Thanks to all for their contributions to the OWF project which I developed over the last ??? 20 years?  There are many, many trees attached, as I can see you discovered.  My original tree was created to link the early settler families of Weymouth (many via Hingham).  About 15 years ago, I met an excellent researcher by the name of Chester Cowen, who passed away several years ago.  He never used the internet for research and physically visited archives across the country to obtain data for the Cowen lineage.  

I do have the list of locked profiles but this will take time to sort through.  Let me know if anyone in particular is needed.  

Warmly,

Alyson Dossett
Thanks Alyson.  I've really enjoyed working with the entries- so many differents paths in and out of Weymouth.

I personally haven't run across any of the private profiles.  I wonder if you send the list to info@wikitree.com whether maybe they can open them?
+6 votes
Down to 659!

Anyone else want join? I’ve been mostly working from the front of the report. I think S Stevenson has been working reform the bottom up. Somewhere in the middle would be a good place to jump in.
by M Cole G2G6 Mach 9 (91.1k points)
+6 votes
Okay, still working on this slowly.  Down to 449 unconnected.
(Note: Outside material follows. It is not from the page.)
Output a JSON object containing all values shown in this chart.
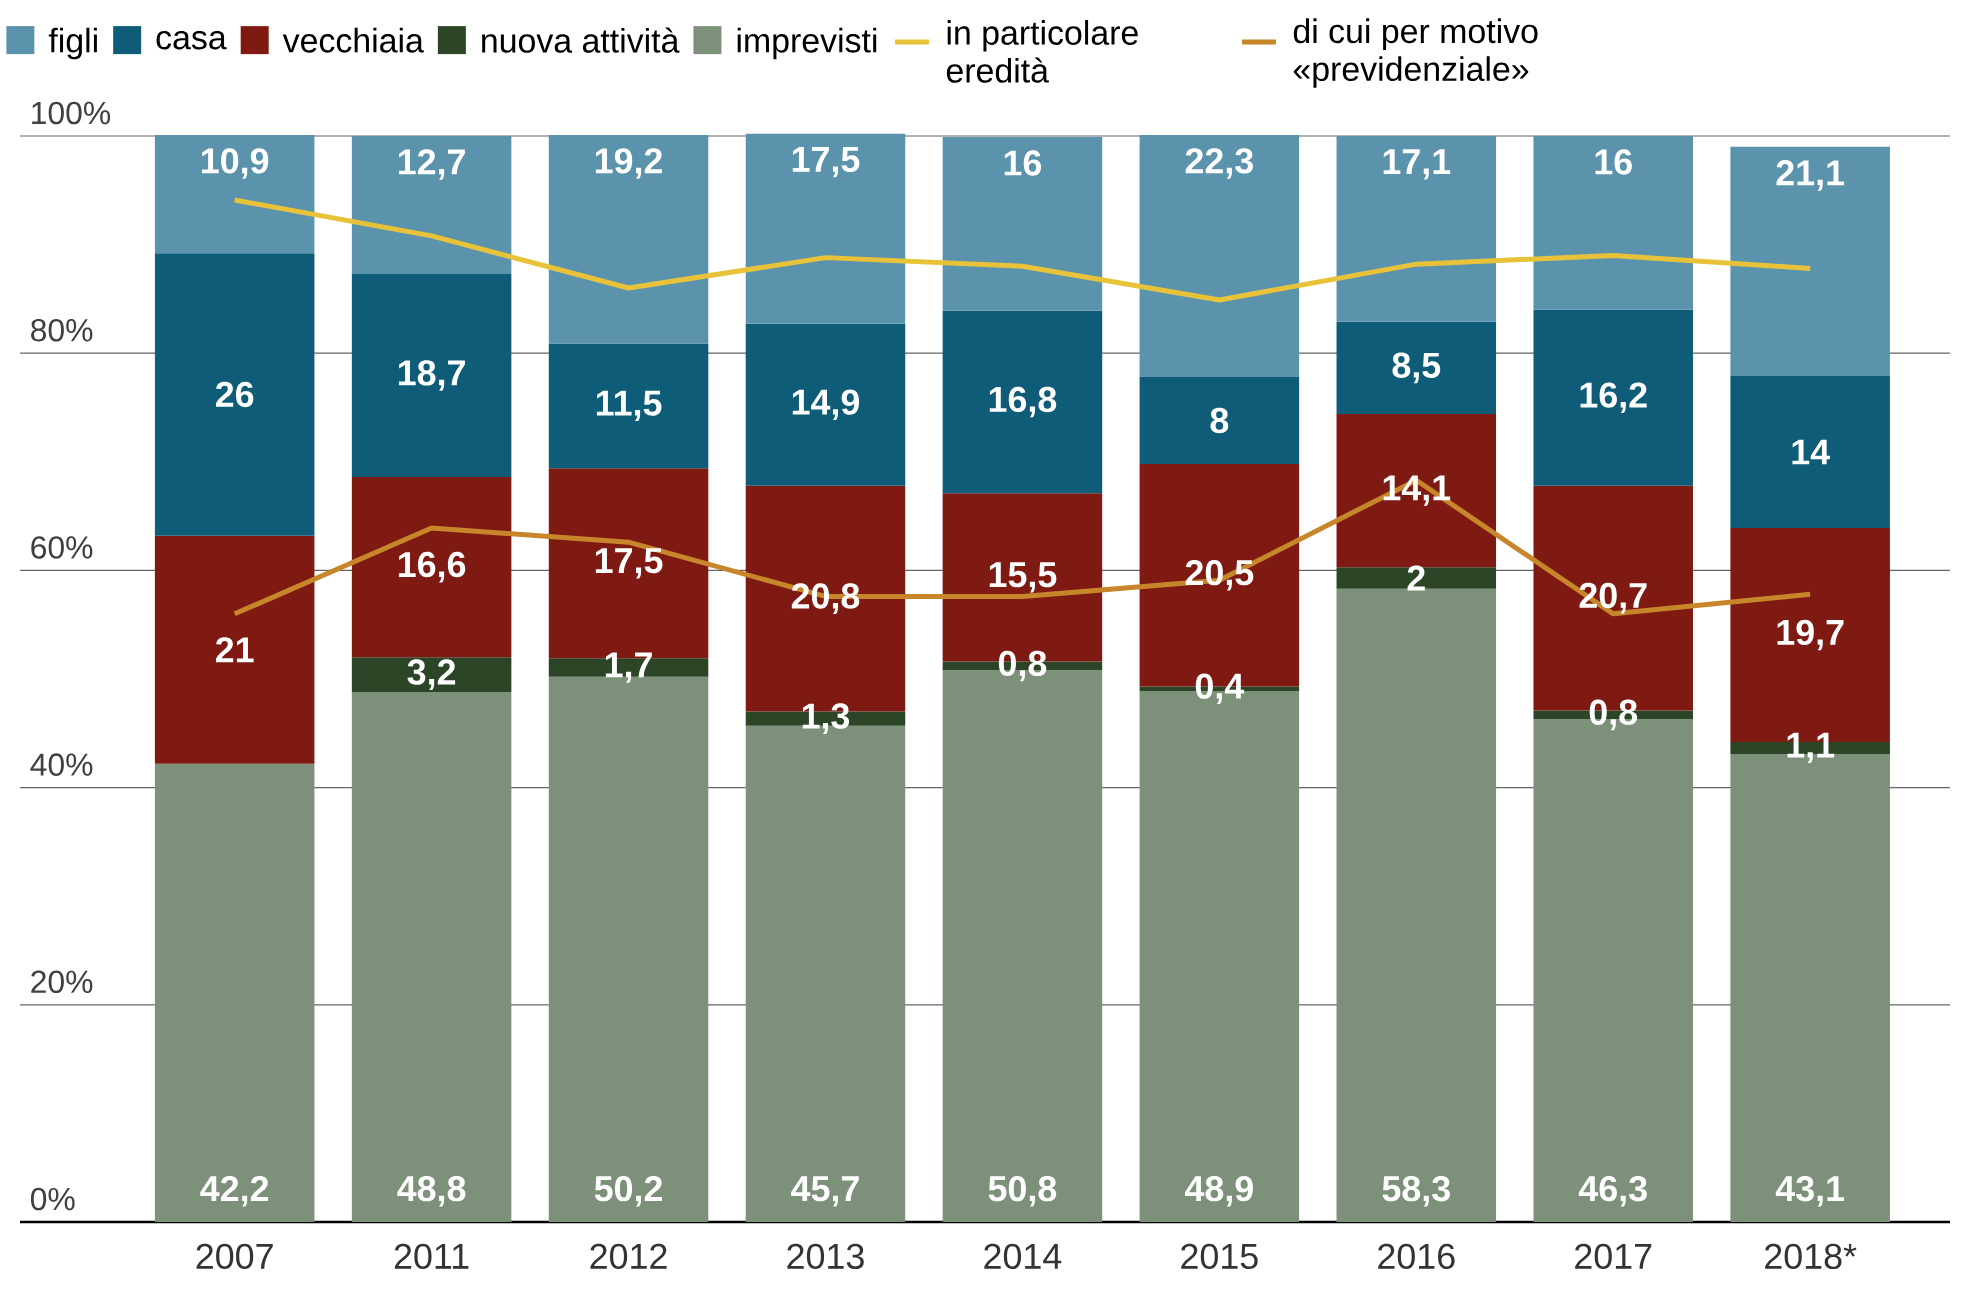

Some families will be difficult. There are quite a few Irish immigrant families that will need to be connected through spouses and children rather than parents, and that may take awhile.

I've also been reviewing the pedigrees for some of the more common names to see that they are fully connected.  I've found a few dupes, or profiles that had existing parents or only needed one generation to connect.
by M Cole G2G6 Mach 9 (91.1k points)
+2 votes
Thought I would check in on this little project that started in 2019.  Originally almost 2000 unconnected profiles, now down to 291.

Some of these may remain unconnected, but I see a few that still look possible.  There are quite a few Irish families that were living in Weymouth in the 1850 Census, if that interests anyone.

Thanks to all the helped connect these profiles to the main tree.